Rev. Jesse Jackson, Bill Cosby, Bishop Paul Morton, City Council President Oliver Thomas, former Louisiana AFL-CIO President Sibal Holt, State Senator Cleo Fields, and scores of political, religious, and labor leaders, entertainers, and thousands of citizens will march and rally in New Orleans on Saturday April 1st to demand postponement of the illegal April 22 election and the right to return and rebuild New Orleans and the Gulf Coast region.

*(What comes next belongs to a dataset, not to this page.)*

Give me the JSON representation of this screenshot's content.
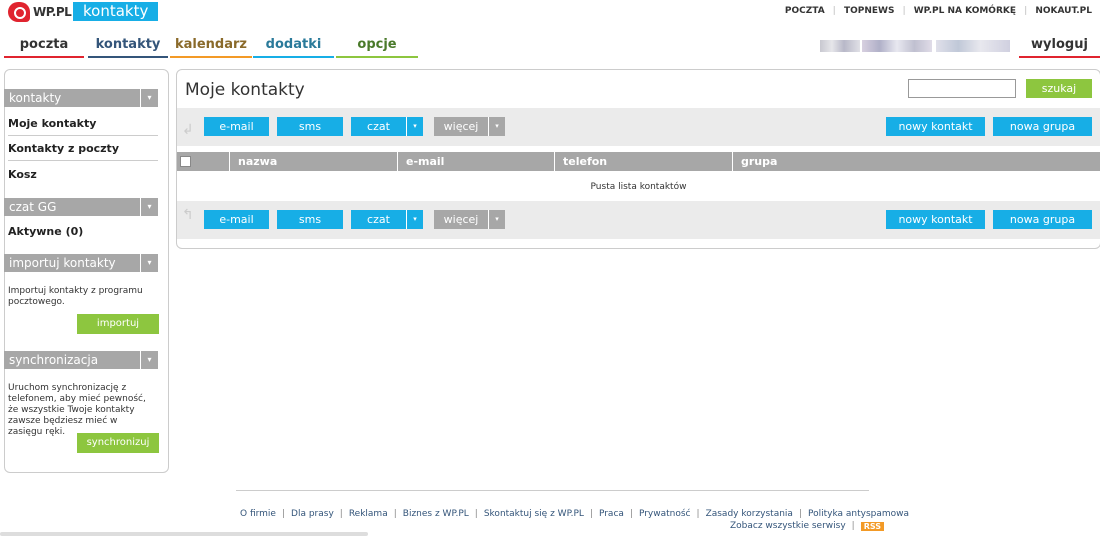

With registered voters displaced in 44 states, the upcoming Louisiana election cannot proceed – especially as the state refuses to establish satellite polling places around the nation, and provide access to voter rolls to candidates, state elected officials or voter-registration groups, says Rev. Jesse L. Jackson, Sr.

Challenging the legitimacy of the election, Rev. Jackson will lead a coalition of organizations and leaders in a march into the “Katrina Zone” on April 1, 2006, demanding the right to return, the right to rebuild, and above all, the right to vote, “the right that protects all others.”

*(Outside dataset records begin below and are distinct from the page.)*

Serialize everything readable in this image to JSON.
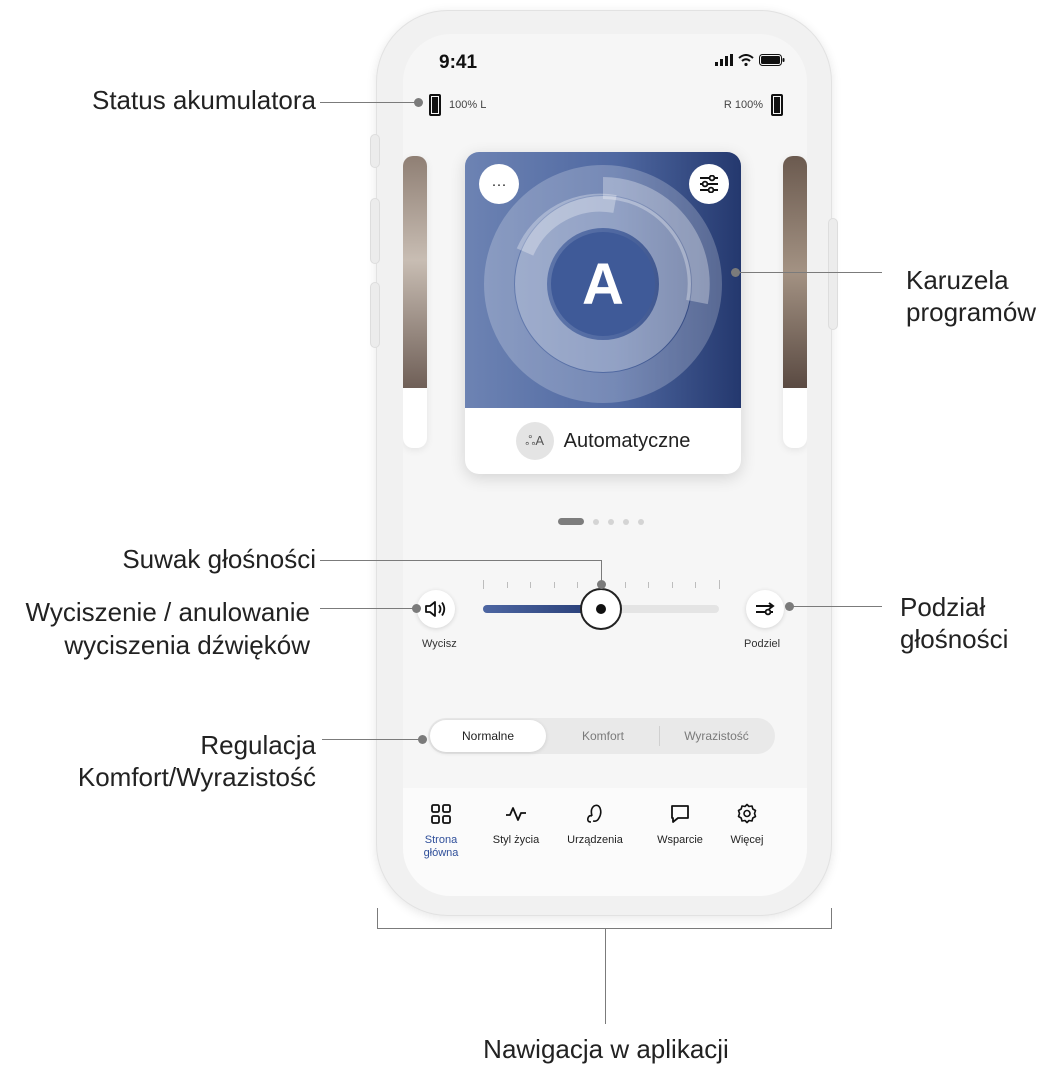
{
  "annotations": {
    "battery_status": "Status akumulatora",
    "program_carousel_line1": "Karuzela",
    "program_carousel_line2": "programów",
    "volume_slider": "Suwak głośności",
    "mute_line1": "Wyciszenie / anulowanie",
    "mute_line2": "wyciszenia dźwięków",
    "split_line1": "Podział",
    "split_line2": "głośności",
    "comfort_line1": "Regulacja",
    "comfort_line2": "Komfort/Wyrazistość",
    "navigation": "Nawigacja w aplikacji"
  },
  "status_bar": {
    "time": "9:41"
  },
  "battery": {
    "left": "100% L",
    "right": "R 100%"
  },
  "carousel": {
    "more_label": "···",
    "program_letter": "A",
    "program_name": "Automatyczne",
    "program_icon_text": "ஃA",
    "page_count": 5,
    "active_page": 1
  },
  "volume": {
    "mute_label": "Wycisz",
    "split_label": "Podziel",
    "level": 0.5
  },
  "sound_mode": {
    "options": [
      "Normalne",
      "Komfort",
      "Wyrazistość"
    ],
    "selected": "Normalne"
  },
  "nav": {
    "items": [
      {
        "label": "Strona główna",
        "icon": "grid-icon",
        "active": true
      },
      {
        "label": "Styl życia",
        "icon": "activity-icon",
        "active": false
      },
      {
        "label": "Urządzenia",
        "icon": "hearing-aid-icon",
        "active": false
      },
      {
        "label": "Wsparcie",
        "icon": "chat-bubble-icon",
        "active": false
      },
      {
        "label": "Więcej",
        "icon": "gear-icon",
        "active": false
      }
    ]
  },
  "colors": {
    "accent": "#2f4f9a",
    "card_gradient_start": "#6d83b3",
    "card_gradient_end": "#24386e"
  }
}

In early March, the U.S. District Court of Louisiana denied a lawsuit which sought to delay the April 22nd New Orleans municipal elections and allow special measures which would enable the displaced and dispersed residents of New Orleans to vote.

These measures would include the erection of satellite polling sites, stationed in cities around this country. After all, “satellites” were set up to facilitate the voting of Iraqi and Mexican citizens in this country when their own countries were holding elections.

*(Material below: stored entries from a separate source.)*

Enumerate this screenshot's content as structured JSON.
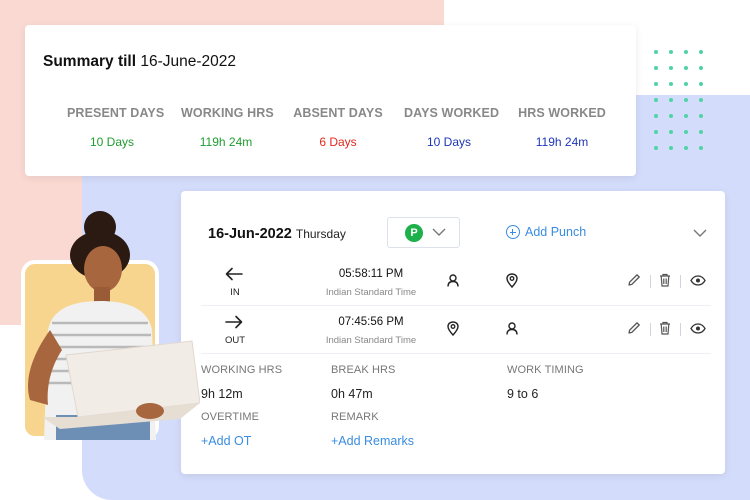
{
  "summary": {
    "title_prefix": "Summary till",
    "date": "16-June-2022",
    "stats": [
      {
        "label": "PRESENT DAYS",
        "value": "10 Days",
        "color": "#1f9d2f"
      },
      {
        "label": "WORKING HRS",
        "value": "119h 24m",
        "color": "#1f9d2f"
      },
      {
        "label": "ABSENT DAYS",
        "value": "6 Days",
        "color": "#e0291f"
      },
      {
        "label": "DAYS WORKED",
        "value": "10 Days",
        "color": "#1d36b8"
      },
      {
        "label": "HRS WORKED",
        "value": "119h 24m",
        "color": "#1d36b8"
      }
    ]
  },
  "detail": {
    "date": "16-Jun-2022",
    "weekday": "Thursday",
    "status_badge": "P",
    "add_punch_label": "Add Punch",
    "punches": [
      {
        "direction": "IN",
        "time": "05:58:11 PM",
        "timezone": "Indian Standard Time"
      },
      {
        "direction": "OUT",
        "time": "07:45:56 PM",
        "timezone": "Indian Standard Time"
      }
    ],
    "working_hrs_label": "WORKING HRS",
    "working_hrs_value": "9h 12m",
    "break_hrs_label": "BREAK HRS",
    "break_hrs_value": "0h 47m",
    "work_timing_label": "WORK TIMING",
    "work_timing_value": "9 to 6",
    "overtime_label": "OVERTIME",
    "add_ot_label": "+Add OT",
    "remark_label": "REMARK",
    "add_remarks_label": "+Add Remarks"
  },
  "icons": {
    "in_arrow": "arrow-left-icon",
    "out_arrow": "arrow-right-icon",
    "user": "user-icon",
    "location": "location-pin-icon",
    "edit": "pencil-icon",
    "delete": "trash-icon",
    "view": "eye-icon",
    "dropdown": "chevron-down-icon"
  },
  "colors": {
    "accent": "#3a8de0",
    "present_green": "#1db04b",
    "bg_pink": "#fbd9d3",
    "bg_blue": "#d3dcfb",
    "dots": "#4fd3a5"
  }
}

But, U.S. District Judge Ivan Lemelle of the U.S. District Court of Louisiana denied the displaced American citizens of the city of New Orleans what has been given to citizens of Iraq and Mexico: A place to vote.

Before Hurricane Katrina the population of New Orleans was 462,000; today it is between 130,000 and 150,000. The question at hand is: Will this election represent the true will of the people?

With more than 300,000 of New Orleans’ residents living elsewhere, and with no reasonable provisions being made for them to vote, is the April 22nd election being conducted "in secret"?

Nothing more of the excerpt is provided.